The second thing that happened was that the great thinkers quickly discovered what fools we all are, although maybe they did not quite see it that way. Plato is credited with the first description of our limits of understanding. Is the table I see before me real, or is it an example of “tableness”, the true reality? Do you and I experience the table in the same way? How can we know? In our own time we have had Heisenberg, who has explored the limits of what we can know about the physical world, and Gödel, who has demonstrated the limits of logical and philosophical systems.
If these philosophers found limits to what they could explore, did they abandon them and look elsewhere for answers? No, they were proud of their findings; and I suppose justifiably so. As a tool, science is powerful, it makes crops grow where there were none, it brings clean water into peoples homes, and it saves lives. But as a belief system, it is a lie.
Like the Greeks, we think we are smart, we think we are rich, and we think we are strong. In the ways of the world, these words are just lies. You are never smart enough, or rich enough, or strong enough.
God Gave Them Over
The final verses of the chapter, verses 26-32, contain a laundry-list of sin and wickedness. Paul begins (even in verses 24) with sexual immorality, possibly because it was a class of sin for which the Greeks were well known, and which the Romans had assimilated along with the rest of Greek culture, but the rest of the list seems to be everything Paul can think of off the top of his head. In fact, he says “they have become filled with every kind of wickedness, evil, greed and depravity.”

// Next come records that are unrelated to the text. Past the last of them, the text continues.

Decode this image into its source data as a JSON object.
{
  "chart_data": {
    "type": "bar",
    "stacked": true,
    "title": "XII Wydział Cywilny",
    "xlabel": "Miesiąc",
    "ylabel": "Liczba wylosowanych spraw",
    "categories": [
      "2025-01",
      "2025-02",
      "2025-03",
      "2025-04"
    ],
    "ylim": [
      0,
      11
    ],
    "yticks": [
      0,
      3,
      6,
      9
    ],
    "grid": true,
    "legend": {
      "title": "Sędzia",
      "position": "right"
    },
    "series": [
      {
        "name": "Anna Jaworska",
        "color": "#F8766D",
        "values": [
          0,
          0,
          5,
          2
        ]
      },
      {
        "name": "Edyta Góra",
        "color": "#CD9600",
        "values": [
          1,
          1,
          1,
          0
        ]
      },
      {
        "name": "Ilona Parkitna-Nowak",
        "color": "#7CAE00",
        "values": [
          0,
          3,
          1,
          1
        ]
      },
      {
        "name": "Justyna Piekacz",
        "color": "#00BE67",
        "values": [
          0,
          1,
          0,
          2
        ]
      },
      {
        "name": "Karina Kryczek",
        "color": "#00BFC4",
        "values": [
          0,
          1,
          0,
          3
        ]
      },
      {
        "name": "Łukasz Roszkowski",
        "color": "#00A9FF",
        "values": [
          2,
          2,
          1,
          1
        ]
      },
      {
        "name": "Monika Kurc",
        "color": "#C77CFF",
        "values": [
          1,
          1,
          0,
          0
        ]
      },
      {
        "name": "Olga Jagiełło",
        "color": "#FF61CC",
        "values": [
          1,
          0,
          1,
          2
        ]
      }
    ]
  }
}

Paul says this happens to us as a direct result of exchanging the Truth of God for our own lies. Further, Paul says of these unnamed men “God gave them over.” What does that mean? Why would God give anyone over?

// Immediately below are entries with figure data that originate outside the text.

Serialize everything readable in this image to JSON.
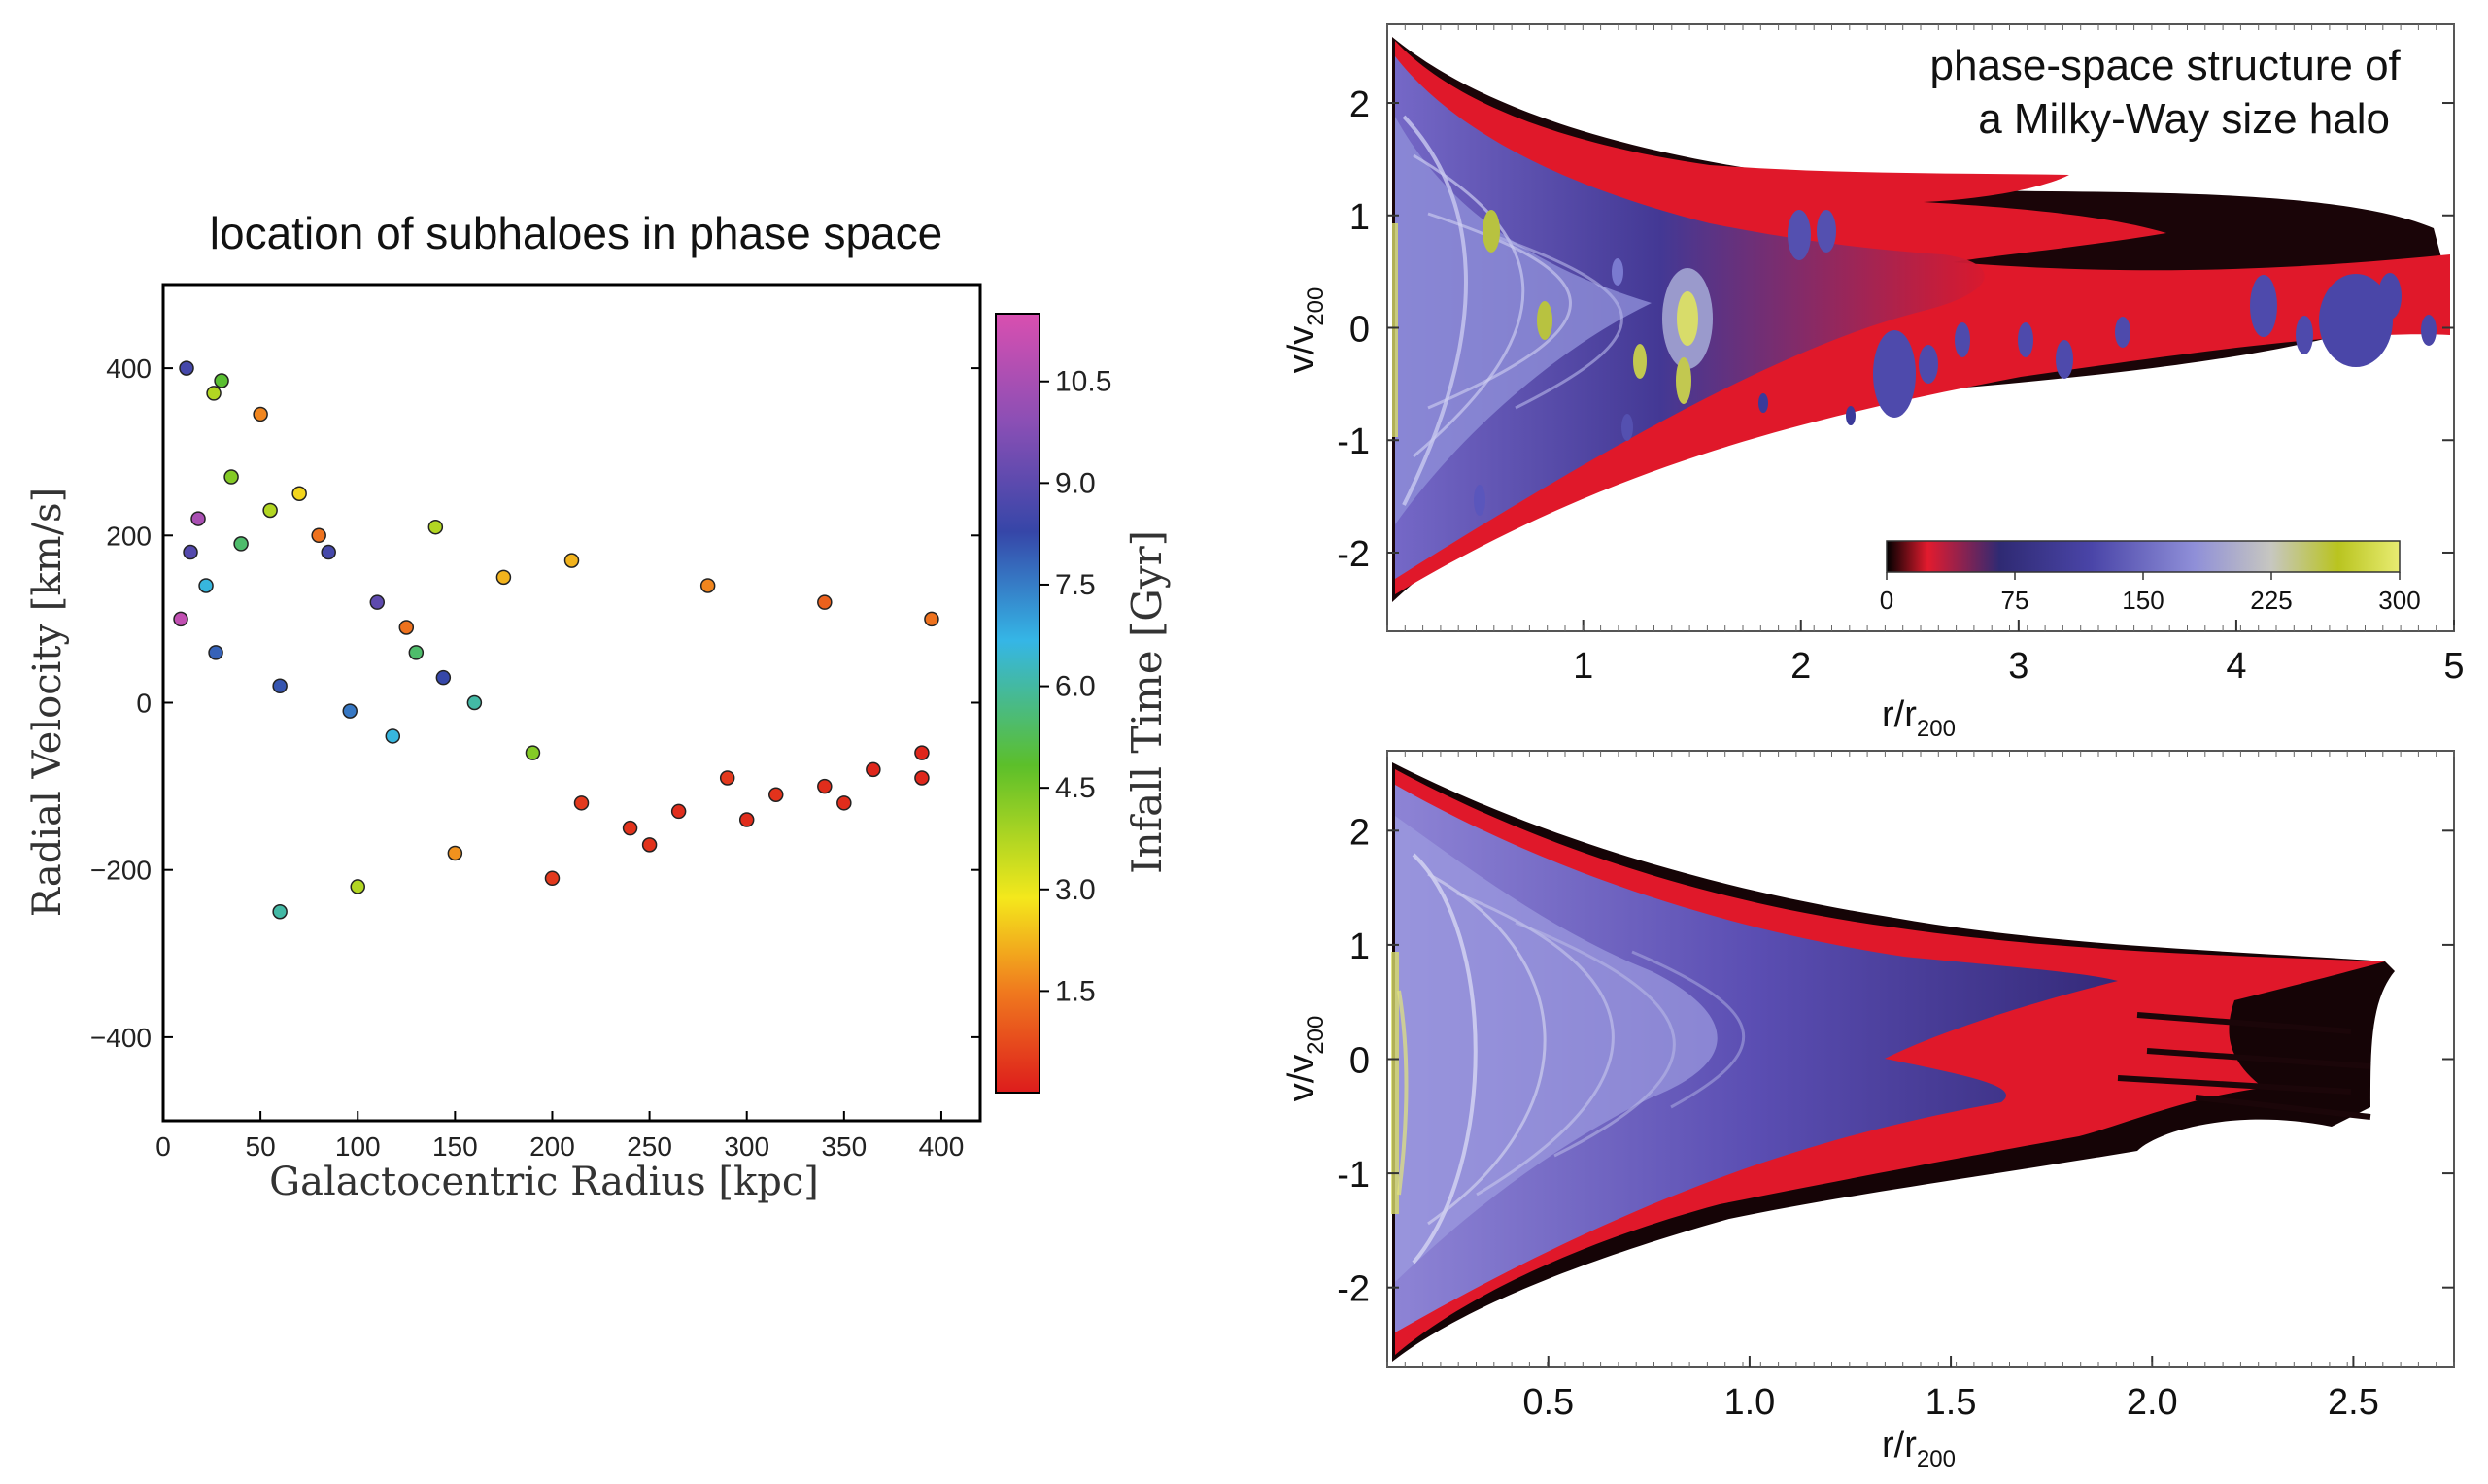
{
  "chart_data": [
    {
      "type": "scatter",
      "title": "location of subhaloes in phase space",
      "xlabel": "Galactocentric Radius [kpc]",
      "ylabel": "Radial Velocity [km/s]",
      "xlim": [
        0,
        420
      ],
      "ylim": [
        -500,
        500
      ],
      "xticks": [
        "0",
        "50",
        "100",
        "150",
        "200",
        "250",
        "300",
        "350",
        "400"
      ],
      "yticks": [
        "−400",
        "−200",
        "0",
        "200",
        "400"
      ],
      "colorbar": {
        "label": "Infall Time [Gyr]",
        "range": [
          0,
          11.5
        ],
        "ticks": [
          "1.5",
          "3.0",
          "4.5",
          "6.0",
          "7.5",
          "9.0",
          "10.5"
        ],
        "colors": [
          "#dd1c1c",
          "#f07a1e",
          "#f4e81c",
          "#5cbf2a",
          "#35b6e6",
          "#3646a8",
          "#8a4fb5",
          "#d94fb0"
        ]
      },
      "grid": false,
      "series": [
        {
          "name": "subhaloes",
          "marker": "circle",
          "x": [
            12,
            30,
            26,
            50,
            35,
            18,
            14,
            22,
            9,
            27,
            60,
            96,
            118,
            144,
            125,
            175,
            40,
            55,
            70,
            85,
            110,
            130,
            160,
            190,
            215,
            240,
            265,
            290,
            315,
            340,
            365,
            390,
            60,
            100,
            150,
            200,
            250,
            300,
            350,
            390,
            80,
            140,
            210,
            280,
            340,
            395
          ],
          "y": [
            400,
            385,
            370,
            345,
            270,
            220,
            180,
            140,
            100,
            60,
            20,
            -10,
            -40,
            30,
            90,
            150,
            190,
            230,
            250,
            180,
            120,
            60,
            0,
            -60,
            -120,
            -150,
            -130,
            -90,
            -110,
            -100,
            -80,
            -60,
            -250,
            -220,
            -180,
            -210,
            -170,
            -140,
            -120,
            -90,
            200,
            210,
            170,
            140,
            120,
            100
          ],
          "infall_gyr": [
            8.5,
            5.0,
            4.0,
            1.8,
            4.5,
            10.5,
            8.8,
            6.5,
            11.0,
            7.8,
            8.0,
            7.5,
            6.5,
            8.2,
            1.5,
            2.5,
            5.5,
            4.0,
            3.0,
            8.5,
            9.0,
            5.5,
            6.0,
            4.5,
            0.5,
            0.4,
            0.3,
            0.5,
            0.4,
            0.3,
            0.2,
            0.2,
            6.0,
            4.0,
            2.0,
            0.5,
            0.4,
            0.3,
            0.3,
            0.2,
            1.5,
            4.0,
            2.5,
            1.8,
            1.2,
            1.5
          ]
        }
      ]
    },
    {
      "type": "heatmap",
      "annotation": "phase-space structure of\na Milky-Way size halo",
      "xlabel": "r/r",
      "xlabel_sub": "200",
      "ylabel": "v/v",
      "ylabel_sub": "200",
      "xlim": [
        0.1,
        5.0
      ],
      "ylim": [
        -2.7,
        2.7
      ],
      "xticks": [
        "1",
        "2",
        "3",
        "4",
        "5"
      ],
      "yticks": [
        "2",
        "1",
        "0",
        "-1",
        "-2"
      ],
      "colorbar": {
        "range": [
          0,
          300
        ],
        "ticks": [
          "0",
          "75",
          "150",
          "225",
          "300"
        ],
        "colors": [
          "#000000",
          "#e31b2e",
          "#2f2a73",
          "#4a45a8",
          "#8f8fd8",
          "#c7c7c0",
          "#b9c41f",
          "#e8ec72"
        ]
      }
    },
    {
      "type": "heatmap",
      "xlabel": "r/r",
      "xlabel_sub": "200",
      "ylabel": "v/v",
      "ylabel_sub": "200",
      "xlim": [
        0.1,
        2.75
      ],
      "ylim": [
        -2.7,
        2.7
      ],
      "xticks": [
        "0.5",
        "1.0",
        "1.5",
        "2.0",
        "2.5"
      ],
      "yticks": [
        "2",
        "1",
        "0",
        "-1",
        "-2"
      ]
    }
  ]
}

The single word used here is used in many other places in the New Testament. Whenever the King James uses the word “betray” in reference to the Son of Man, it is translating this same word. The one who would betray him would “give him over” to those who had him crucified. It is also used, for example, in the parable of the unmerciful servant, when the master gives him over to the jailer (Matthew 18:32-34).

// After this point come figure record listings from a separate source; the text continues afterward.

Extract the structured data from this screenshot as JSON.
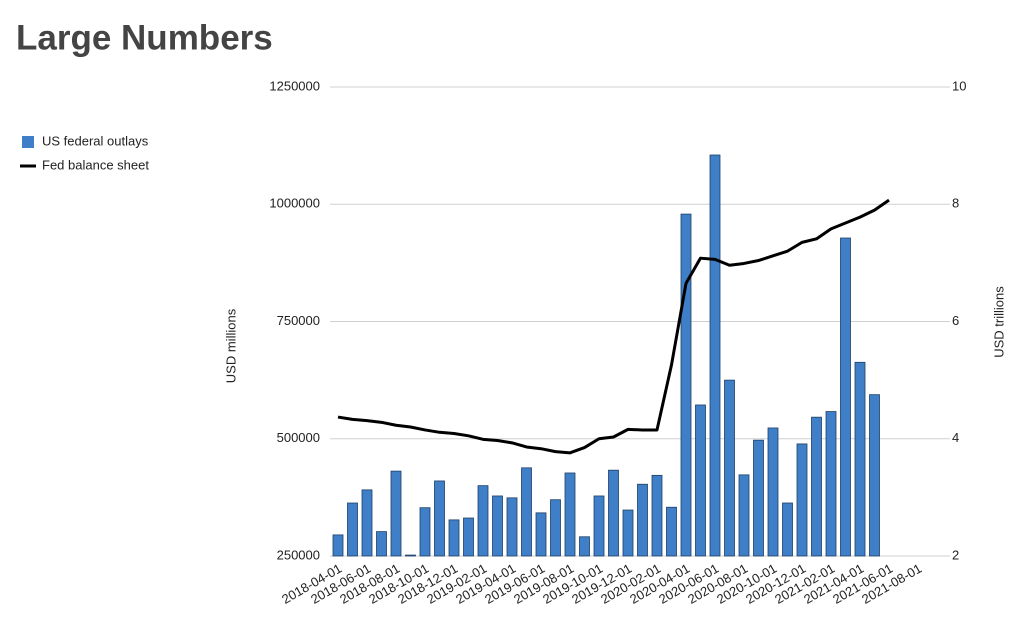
{
  "chart_data": {
    "type": "bar_line",
    "title": "Large Numbers",
    "categories": [
      "2018-04-01",
      null,
      "2018-06-01",
      null,
      "2018-08-01",
      null,
      "2018-10-01",
      null,
      "2018-12-01",
      null,
      "2019-02-01",
      null,
      "2019-04-01",
      null,
      "2019-06-01",
      null,
      "2019-08-01",
      null,
      "2019-10-01",
      null,
      "2019-12-01",
      null,
      "2020-02-01",
      null,
      "2020-04-01",
      null,
      "2020-06-01",
      null,
      "2020-08-01",
      null,
      "2020-10-01",
      null,
      "2020-12-01",
      null,
      "2021-02-01",
      null,
      "2021-04-01",
      null,
      "2021-06-01",
      null,
      "2021-08-01"
    ],
    "series": [
      {
        "name": "US federal outlays",
        "type": "bar",
        "color": "#3f7fc7",
        "values": [
          295000,
          363000,
          391000,
          302000,
          431000,
          252000,
          353000,
          410000,
          327000,
          331000,
          400000,
          378000,
          374000,
          438000,
          342000,
          370000,
          427000,
          291000,
          378000,
          433000,
          348000,
          403000,
          422000,
          354000,
          979000,
          572000,
          1105000,
          625000,
          423000,
          497000,
          523000,
          363000,
          489000,
          546000,
          558000,
          928000,
          663000,
          594000,
          null,
          null,
          null
        ]
      },
      {
        "name": "Fed balance sheet",
        "type": "line",
        "axis": "y2",
        "color": "#000000",
        "values": [
          4.37,
          4.33,
          4.31,
          4.28,
          4.23,
          4.2,
          4.15,
          4.11,
          4.09,
          4.05,
          3.99,
          3.97,
          3.93,
          3.86,
          3.83,
          3.78,
          3.76,
          3.85,
          4.0,
          4.03,
          4.16,
          4.15,
          4.15,
          5.26,
          6.65,
          7.08,
          7.06,
          6.96,
          6.99,
          7.04,
          7.12,
          7.2,
          7.35,
          7.41,
          7.58,
          7.68,
          7.78,
          7.9,
          8.07,
          null,
          null
        ]
      }
    ],
    "ylabel": "USD millions",
    "y2label": "USD trillions",
    "ylim": [
      250000,
      1250000
    ],
    "yticks": [
      250000,
      500000,
      750000,
      1000000,
      1250000
    ],
    "y2lim": [
      2,
      10
    ],
    "y2ticks": [
      2,
      4,
      6,
      8,
      10
    ],
    "grid": true,
    "legend": "left"
  }
}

Paul says that man rejected God to pursue our own pathetic, unhealthy desires and in judgment, God has given us over to those desires.
The Wrath of God Revealed
In the first verse of this section (verses 18) Paul says the wrath of God is being revealed. Right away, there are problems. How can a loving God even have wrath? How can an all-powerful, loving God take out his wrath on his helpless creation?
We know from science that cold is not a force. There is energy in heat, but not in cold; cold is the absence of heat. But, if we were to switch off the sun, it would get very cold; the cold seem like a terrible, unconquerable force. If we switched off the sun by choice, we would be choosing our own death.
Paul has already established (in verses 16-17) the life-giving power of the gospel of God’s love. In these verses, Paul says we have control of the switch.